WITHOUT FEDERAL RELIEF, MTA’S FUTURE IN JEOPARDY
We’ve only just entered Phase 1, and already there’s been much discussion about how quickly New York City should press ahead with reopening. But there’s one thing everyone can agree on: we are going to need a functioning, robust public transit system to carry us through the recovery from the COVID-19 pandemic. The Metropolitan Transportation Authority (MTA) has always been the lifeblood of the downstate region, and it’s imperative Congress acts to ensure its survival by providing an additional $3.9 billion to support its operations through 2020.
Staten Islanders rely on the MTA for rail and bus service. We can’t deal with the potential of severe cutbacks that federal inaction would likely require.

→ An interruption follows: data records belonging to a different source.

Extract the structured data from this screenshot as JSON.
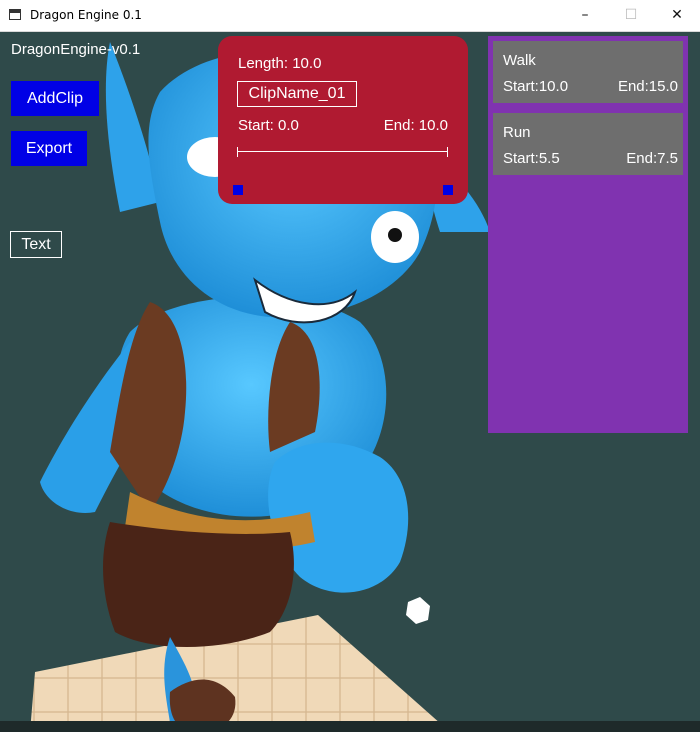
{
  "window": {
    "title": "Dragon Engine 0.1",
    "minimize_glyph": "–",
    "maximize_glyph": "☐",
    "close_glyph": "✕"
  },
  "overlay": {
    "version": "DragonEngine-v0.1",
    "add_clip_label": "AddClip",
    "export_label": "Export",
    "text_label": "Text"
  },
  "clip_editor": {
    "length": "Length: 10.0",
    "clip_name": "ClipName_01",
    "start": "Start: 0.0",
    "end": "End: 10.0"
  },
  "animations": [
    {
      "name": "Walk",
      "start": "Start:10.0",
      "end": "End:15.0"
    },
    {
      "name": "Run",
      "start": "Start:5.5",
      "end": "End:7.5"
    }
  ],
  "colors": {
    "viewport_bg": "#2f4a4a",
    "button_blue": "#0000e6",
    "clip_panel": "#b01a31",
    "anim_panel": "#8033b0",
    "anim_item": "#6e6e6e",
    "character_skin": "#3aaef0"
  }
}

Transportation is not a partisan issue. We are a Democrat and a Republican and agree that political party does not matter here. We all benefit from mass transit. The essential workers on the frontlines of this crisis depend on the MTA to get to their critical jobs, and when the pandemic is over, we’ll all need the system to transport us to work and school and back home again.
Without federal relief, the agency’s future is in jeopardy. Ridership has dropped off precipitously, resulting in massive revenue losses. And the package of state and local taxes that support the MTA’s budget has all but disappeared. The resulting financial outlook is bleak, with the pandemic’s full projected impact landing between $7 billion and $8.5 billion in lost revenue and additional costs for this year alone, according to a study by McKinsey & Co.
The agency is incurring significant additional expenses related to disinfecting the system while trying to stave off debt. The MTA’s debt is in transportation revenue bonds, meaning that if it doesn’t get an injection of funds from Washington, the only option left for repayment is fare and toll hikes. It is simply unacceptable that our constituents should have to shoulder that burden during such a difficult time when so many are out of work.
We appreciate Congress coming through with the initial $3.9 billion for the MTA in the original CARES Act, and President Trump signing it into law and expediting the payments. But more is needed and it’s incumbent on Congress to step up once again and bridge the acute fiscal hemorrhaging– and quickly.
Mass transit powers both the regional and national economy. The MTA service region alone accounts for nearly 10 percent of the national GDP. To let the agency flounder would be to stunt and slow the economic recovery of New York and the country. We couldn’t be clearer here: there is no alternative solution to federal funding. The City and State are facing the same financial hardships and cannot provide the backing the MTA needs and deserves.
By providing additional federal assistance, the MTA would also be able to better protect its historic $51.5 billion Capital Program – which promises to deliver 13,000 jobs per billion dollars spent. These projects will put our communities back to work and bring the transit system into the 21st century.
And aside from the economic benefit, saving the MTA is the right thing to do. It honors the service and legacy of the brave MTA workers who are rightfully among the heroes of this pandemic. More than 130 employees have tragically lost their lives, and thousands more have tested positive for COVID-19. It would be unconscionable to let their sacrifice be in vain.
This isn’t political pork. The recovery of the city and national economy is at stake, and it serves everyone – Republicans, Democrats and everyone in between — to act quickly and decisively. We cannot wait any longer.
Savino is a Democrat who represents parts of Staten Island and Brooklyn. Borelli is a Republican who represents southern Staten Island.